Дело сделано — она ликовала! Настроение поднялось, жажда жизни вновь возвращалась к ней. Жирный поганец Мамука получил по заслугам! А ещё сомневался, умеет ли она говорить… Она умеет, очень много умеет, и очень скоро он убедится в этом! Нет, конечно этот урод не узнает, что сверток взяла сестра его нового приятеля — об этом ему незачем знать… Но пускай поищет, может, похудеет немного!

Увы, Сеня злорадствовала… Самая низменная из человеческих радостей злая — зародилась в её обожженном обидой сердце. И возбужденная сознанием необычности происшедшего, она вылетела за калитку и, напевая, вприпрыжку понеслась по дорожке.

Эх, жалко нет велосипеда! Ну ничего, папа обещал купить ей велосипед со следующего гонорара. Она подождет. Бегать-то к счастью не разучилась! И пусть попробует этот жирный Мамука угнаться за ней… Интересно, что в его свертке? Ну, это узнать проще простого. Сверток никуда не убежит. Как хорошо, что у неё есть, наконец, своя тайна! Конечно, было бы в сто раз лучше, если б этой тайной был домовой, а не какой-то жалкий пакетик! Но, что поделаешь: ведь Проша — всего лишь сон… Этот сон поманил обещанием чуда и пропал. Растаял как радуга. И ей остается самой расцвечивать жизнь, черную как калоша.

Сеня вдруг почти физически ощутила как волна уныния и тоски захлестывает её.

«Этак, скоро начну причитать как бабушка: мол, все плохо, ужасно и выхода нет! Папа же говорит, что всегда есть выход. Ну, разве жизнь моя уж совсем плоха? Что уж так — как калоша?! Тоже мне, паникерша! Дача вот… Ну хорошо, домовых не бывает! Но дом, заброшенный дом — он-то был? Был! Значит надо туда проникнуть. А вдруг там что-нибудь интересненькое?»

При этом, Сеня сама себе не признавалась, что ей как-то тревожно… Причины этой тревоги она не понимала и злилась на себя. Ну почему ей так плохо? Жизнь цветет… а она как будто заперта в металлическом ящике. Девчонка постаралась разобраться в своих ощущениях и догадалась, что её жутко пугает провал в земле, куда она вчера чудом не угодила. Этот провал и страшил и притягивал… А раз так, раз она чего-то боится, значит сделает назло страху. Плевать она на него хотела!

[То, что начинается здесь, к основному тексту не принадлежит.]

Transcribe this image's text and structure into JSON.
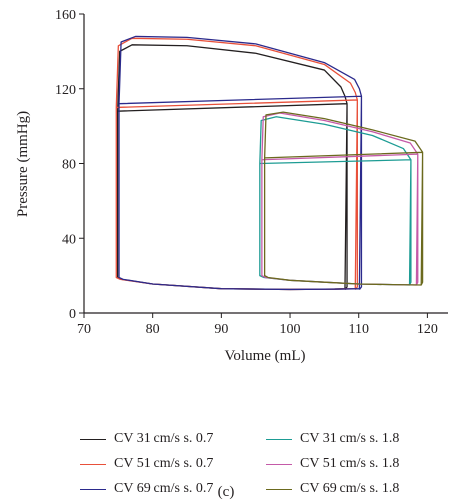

И Сеня мчалась вперед, решив во что бы то ни стало проникнуть в заброшенный дом. Во сне у них с Прошей был уговор — он будет ждать её к вечеру. Ах, если б по правде ждал! И все же надо самой убедиться: что там, в этом пустом доме. Есть ли фанерный ящик и матрас на полу… А вдруг! Где-то в глубине души теплилась надежда.

Надо рассмотреть дом при солнечном свете. И люк — его тоже надо исследовать. Хотя бы, чтоб перебороть страх. Днем-то ничего плохого с ней не случится!

Так она саму себя уговаривала и, несмотря на доводы разума, все же боялась.

Воздух дышал свежестью после ночной грозы, промытые дождем молодые листочки отсверкивали на солнце, день расцветал, наслаждаясь ароматами цветущей земли… жизнь обещала быть легкой и радостной. И Сеня знала: если не сможет преодолеть тревогу, нараставшую вопреки всей этой радости и красоте, эта тревога навсегда поселится в ней… И если побоится разведать то место — все, считай лето пропало! Она себе этой трусости не простит, а поселившийся беспричинный страх начнет поедом есть изнутри… Нет, этого она не допустит!